What are the fastest, easiest ways to lose that muffin top and ditch that gut? Believe it or not, the real path to a better midsection has very little to do with how many crunches you can knock out. It’s all about consistency with the following five actions:
1. Fuel Up
Foods rich in protein help you build muscle, while soluble fiber – found in oats, beans, fruits, and veggies – shrinks belly fat.
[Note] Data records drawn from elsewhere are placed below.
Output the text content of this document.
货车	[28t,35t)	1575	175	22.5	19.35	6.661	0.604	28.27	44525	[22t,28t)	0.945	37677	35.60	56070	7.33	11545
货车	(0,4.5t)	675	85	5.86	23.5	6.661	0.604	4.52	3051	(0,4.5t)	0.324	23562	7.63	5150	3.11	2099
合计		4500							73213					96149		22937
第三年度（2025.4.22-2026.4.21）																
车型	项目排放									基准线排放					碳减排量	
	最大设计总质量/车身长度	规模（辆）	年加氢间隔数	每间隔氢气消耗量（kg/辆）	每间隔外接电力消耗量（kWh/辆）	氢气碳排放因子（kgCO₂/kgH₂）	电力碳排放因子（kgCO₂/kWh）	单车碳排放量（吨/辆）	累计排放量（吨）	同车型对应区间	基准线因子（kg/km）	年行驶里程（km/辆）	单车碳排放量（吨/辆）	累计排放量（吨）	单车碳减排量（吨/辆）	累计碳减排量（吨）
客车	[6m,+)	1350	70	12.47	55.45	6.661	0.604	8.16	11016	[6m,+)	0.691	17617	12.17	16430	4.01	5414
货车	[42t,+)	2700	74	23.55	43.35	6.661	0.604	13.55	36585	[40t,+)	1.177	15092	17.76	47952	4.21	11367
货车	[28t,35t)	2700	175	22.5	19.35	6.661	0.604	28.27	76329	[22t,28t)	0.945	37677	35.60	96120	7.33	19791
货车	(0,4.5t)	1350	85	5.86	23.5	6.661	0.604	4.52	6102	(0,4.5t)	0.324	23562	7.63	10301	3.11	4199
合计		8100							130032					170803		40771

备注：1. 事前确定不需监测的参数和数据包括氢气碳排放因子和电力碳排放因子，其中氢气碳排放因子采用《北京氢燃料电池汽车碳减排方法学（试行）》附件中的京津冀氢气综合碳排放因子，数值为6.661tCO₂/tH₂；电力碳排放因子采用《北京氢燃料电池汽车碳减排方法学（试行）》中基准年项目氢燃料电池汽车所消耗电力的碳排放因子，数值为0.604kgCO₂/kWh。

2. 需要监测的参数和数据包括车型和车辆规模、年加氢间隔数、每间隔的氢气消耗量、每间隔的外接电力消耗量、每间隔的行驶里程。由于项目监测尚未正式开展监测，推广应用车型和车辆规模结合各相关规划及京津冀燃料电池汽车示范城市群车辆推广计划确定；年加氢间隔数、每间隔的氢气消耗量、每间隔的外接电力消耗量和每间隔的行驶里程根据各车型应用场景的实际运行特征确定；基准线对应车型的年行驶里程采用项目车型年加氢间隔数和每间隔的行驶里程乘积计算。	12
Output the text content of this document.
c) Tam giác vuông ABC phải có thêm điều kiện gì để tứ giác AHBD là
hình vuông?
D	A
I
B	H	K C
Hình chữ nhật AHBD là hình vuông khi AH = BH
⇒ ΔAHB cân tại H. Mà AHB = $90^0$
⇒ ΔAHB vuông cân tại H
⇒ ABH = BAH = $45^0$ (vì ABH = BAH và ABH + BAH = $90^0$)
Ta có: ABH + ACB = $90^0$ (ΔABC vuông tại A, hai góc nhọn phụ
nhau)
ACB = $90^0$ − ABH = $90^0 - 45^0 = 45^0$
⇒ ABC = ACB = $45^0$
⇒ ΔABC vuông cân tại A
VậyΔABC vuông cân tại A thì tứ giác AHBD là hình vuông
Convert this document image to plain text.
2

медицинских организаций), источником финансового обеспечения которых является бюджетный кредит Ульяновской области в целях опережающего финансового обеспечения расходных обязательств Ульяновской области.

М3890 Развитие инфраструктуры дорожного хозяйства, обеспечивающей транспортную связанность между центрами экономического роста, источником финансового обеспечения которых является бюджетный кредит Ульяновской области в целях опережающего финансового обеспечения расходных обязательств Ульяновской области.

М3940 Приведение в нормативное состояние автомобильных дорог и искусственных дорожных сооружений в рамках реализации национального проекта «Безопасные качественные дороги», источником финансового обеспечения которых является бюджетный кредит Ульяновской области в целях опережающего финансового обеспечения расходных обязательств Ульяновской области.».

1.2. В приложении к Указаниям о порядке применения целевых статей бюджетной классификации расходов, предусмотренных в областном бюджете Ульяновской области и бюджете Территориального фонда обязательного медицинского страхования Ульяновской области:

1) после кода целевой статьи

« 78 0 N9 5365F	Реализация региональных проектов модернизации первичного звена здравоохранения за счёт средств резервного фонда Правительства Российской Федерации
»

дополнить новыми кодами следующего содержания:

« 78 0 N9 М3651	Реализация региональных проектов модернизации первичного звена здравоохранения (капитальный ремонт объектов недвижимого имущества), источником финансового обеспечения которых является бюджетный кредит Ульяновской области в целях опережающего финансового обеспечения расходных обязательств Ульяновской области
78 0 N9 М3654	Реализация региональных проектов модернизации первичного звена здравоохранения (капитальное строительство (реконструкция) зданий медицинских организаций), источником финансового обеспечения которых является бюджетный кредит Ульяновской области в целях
A study from Wake Forest found that for every 10-gram increase in soluble fiber people ate daily (about two small apples, a serving of oatmeal, a half cup of pinto beans, and a half cup of peas — use these as snacks throughout your day), their belly fat decreased by almost 4%!
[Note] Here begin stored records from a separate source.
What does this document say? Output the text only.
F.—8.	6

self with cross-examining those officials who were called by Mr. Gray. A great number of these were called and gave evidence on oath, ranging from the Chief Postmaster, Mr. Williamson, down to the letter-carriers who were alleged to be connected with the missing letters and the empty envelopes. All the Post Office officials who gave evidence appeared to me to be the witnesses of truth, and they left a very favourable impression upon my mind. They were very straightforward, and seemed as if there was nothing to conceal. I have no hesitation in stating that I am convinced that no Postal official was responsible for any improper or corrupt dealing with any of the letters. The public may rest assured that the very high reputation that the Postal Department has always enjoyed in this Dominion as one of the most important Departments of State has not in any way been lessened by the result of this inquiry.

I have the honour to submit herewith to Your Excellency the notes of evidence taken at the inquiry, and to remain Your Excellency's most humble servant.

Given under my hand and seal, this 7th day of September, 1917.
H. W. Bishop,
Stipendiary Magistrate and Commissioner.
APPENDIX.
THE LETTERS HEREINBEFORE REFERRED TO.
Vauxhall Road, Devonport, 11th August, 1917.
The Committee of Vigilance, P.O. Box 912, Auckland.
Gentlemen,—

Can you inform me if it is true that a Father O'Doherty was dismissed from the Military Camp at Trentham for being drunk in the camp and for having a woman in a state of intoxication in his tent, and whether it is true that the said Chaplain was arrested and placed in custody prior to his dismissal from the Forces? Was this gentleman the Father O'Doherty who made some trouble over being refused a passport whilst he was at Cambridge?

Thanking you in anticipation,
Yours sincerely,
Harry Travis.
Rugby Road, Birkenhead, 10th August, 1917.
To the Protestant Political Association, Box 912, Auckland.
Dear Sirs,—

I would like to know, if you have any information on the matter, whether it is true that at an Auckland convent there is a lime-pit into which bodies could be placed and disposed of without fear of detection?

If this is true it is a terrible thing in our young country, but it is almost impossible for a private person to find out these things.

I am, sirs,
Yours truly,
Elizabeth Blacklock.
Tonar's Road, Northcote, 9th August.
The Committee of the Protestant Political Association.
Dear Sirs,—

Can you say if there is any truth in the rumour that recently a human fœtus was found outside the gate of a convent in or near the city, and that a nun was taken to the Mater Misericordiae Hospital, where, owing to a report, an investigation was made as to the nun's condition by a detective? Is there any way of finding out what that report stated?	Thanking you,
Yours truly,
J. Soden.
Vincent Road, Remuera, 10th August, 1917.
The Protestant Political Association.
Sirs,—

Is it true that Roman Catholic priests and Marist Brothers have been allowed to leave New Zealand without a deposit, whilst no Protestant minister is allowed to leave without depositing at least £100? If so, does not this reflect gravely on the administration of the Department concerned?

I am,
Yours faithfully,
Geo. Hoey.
Adding ground flaxseed to your diet – mix a teaspoon or two into cereal or yogurt – helps prevent constipation. (It’s hard to have flat abs if your pipes are backed up.) To avoid stomachaches, increase fiber slowly and up your water intake, advises Jessica Crandall, R.D., spokesperson for the Academy of Nutrition and Dietetics.
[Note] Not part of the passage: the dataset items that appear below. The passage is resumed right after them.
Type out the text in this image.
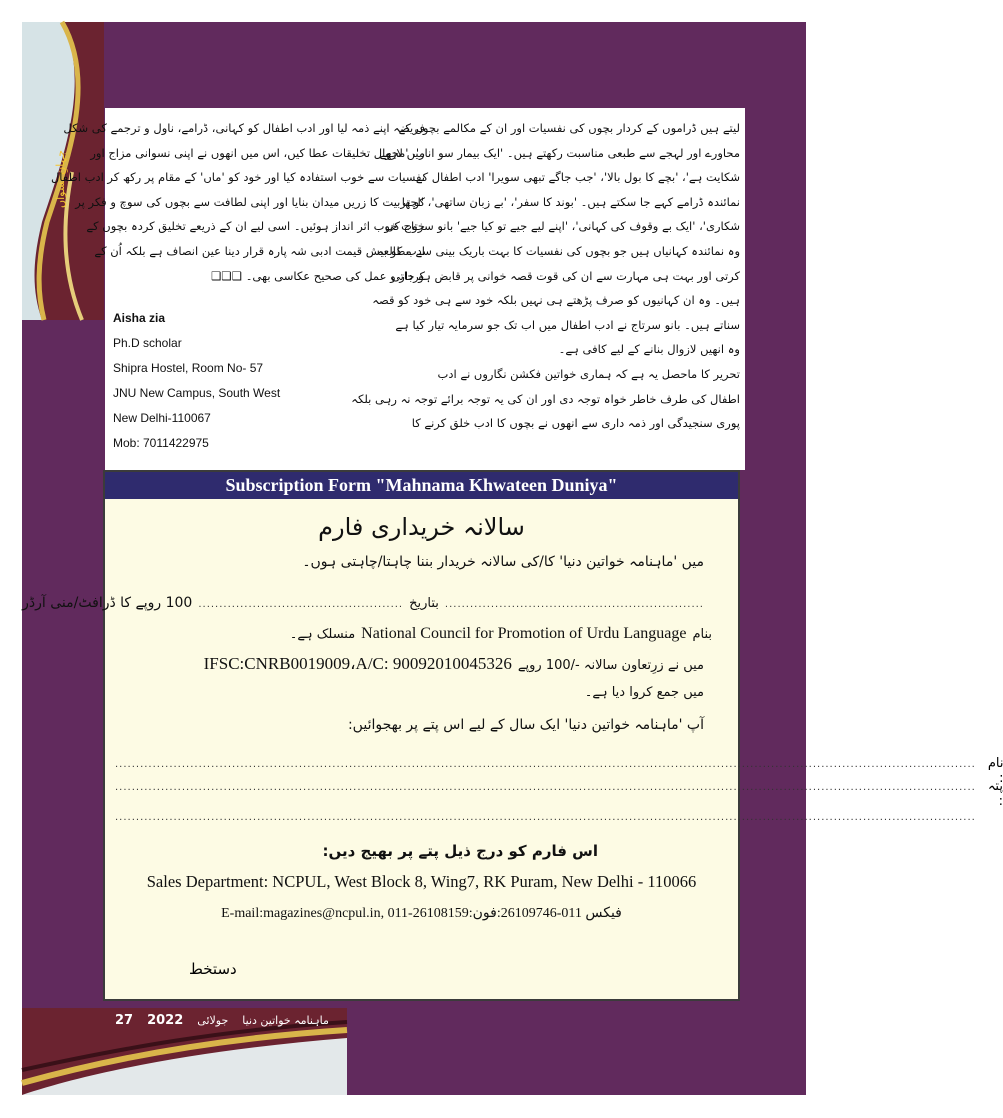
جہانِ نسواں
لیتے ہیں ڈراموں کے کردار بچوں کی نفسیات اور ان کے مکالمے بچوں کے
محاورے اور لہجے سے طبعی مناسبت رکھتے ہیں۔ 'ایک بیمار سو انار'، 'مجھے
شکایت ہے'، 'بچے کا بول بالا'، 'جب جاگے تبھی سویرا' ادب اطفال کے
نمائندہ ڈرامے کہے جا سکتے ہیں۔ 'بوند کا سفر'، 'بے زبان ساتھی'، 'اچھا
شکاری'، 'ایک بے وقوف کی کہانی'، 'اپنے لیے جیے تو کیا جیے' بانو سرتاج کی
وہ نمائندہ کہانیاں ہیں جو بچوں کی نفسیات کا بہت باریک بینی سے مطالعہ
کرتی اور بہت ہی مہارت سے ان کی قوت قصہ خوانی پر قابض ہو جاتی
ہیں۔ وہ ان کہانیوں کو صرف پڑھتے ہی نہیں بلکہ خود سے ہی خود کو قصہ
سناتے ہیں۔ بانو سرتاج نے ادب اطفال میں اب تک جو سرمایہ تیار کیا ہے
وہ انھیں لازوال بنانے کے لیے کافی ہے۔
تحریر کا ماحصل یہ ہے کہ ہماری خواتین فکشن نگاروں نے ادب
اطفال کی طرف خاطر خواہ توجہ دی اور ان کی یہ توجہ برائے توجہ نہ رہی بلکہ
پوری سنجیدگی اور ذمہ داری سے انھوں نے بچوں کا ادب خلق کرنے کا
فریضہ اپنے ذمہ لیا اور ادب اطفال کو کہانی، ڈرامے، ناول و ترجمے کی شکل
میں لازوال تخلیقات عطا کیں، اس میں انھوں نے اپنی نسوانی مزاج اور
نفسیات سے خوب استفادہ کیا اور خود کو 'ماں' کے مقام پر رکھ کر ادب اطفال
کو تربیت کا زریں میدان بنایا اور اپنی لطافت سے بچوں کی سوچ و فکر پر
خوب خوب اثر انداز ہوئیں۔ اسی لیے ان کے ذریعے تخلیق کردہ بچوں کے
ادب کو بیش قیمت ادبی شہ پارہ قرار دینا عین انصاف ہے بلکہ اُن کے
کردار و عمل کی صحیح عکاسی بھی۔ ❑❑❑
Aisha zia
Ph.D scholar
Shipra Hostel, Room No- 57
JNU New Campus, South West
New Delhi-110067
Mob: 7011422975
Subscription Form "Mahnama Khwateen Duniya"
سالانہ خریداری فارم
میں 'ماہنامہ خواتین دنیا' کا/کی سالانہ خریدار بننا چاہتا/چاہتی ہوں۔
100 روپے کا ڈرافٹ/منی آرڈر ................................................. بتاریخ ..............................................................
منسلک ہے۔ National Council for Promotion of Urdu Language بنام
IFSC:CNRB0019009،A/C: 90092010045326 میں نے زرِتعاون سالانہ -/100 روپے
میں جمع کروا دیا ہے۔
آپ 'ماہنامہ خواتین دنیا' ایک سال کے لیے اس پتے پر بھجوائیں:
.............................................................................................................................................................................................................. نام
.............................................................................................................................................................................................................. پتہ :
..............................................................................................................................................................................................................
اس فارم کو درج ذیل پتے پر بھیج دیں:
Sales Department: NCPUL, West Block 8, Wing7, RK Puram, New Delhi - 110066
E-mail:magazines@ncpul.in, 011-26108159:	فیکس 011-26109746:فون
دستخط
27 2022 جولائی ماہنامہ خواتین دنیا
In a Duke University study of 196 sedentary, overweight adults, aerobic training significantly reduced deep belly fat and also burned more visible midsection flab. To maximize the benefit with a minimum time commitment, try interval training, suggests exercise physiologist Jessica Matthews of the American Council on Exercise. Start with a 1:2 ratio (jog 30 seconds, then walk briskly for a minute), aiming for 150 minutes weekly.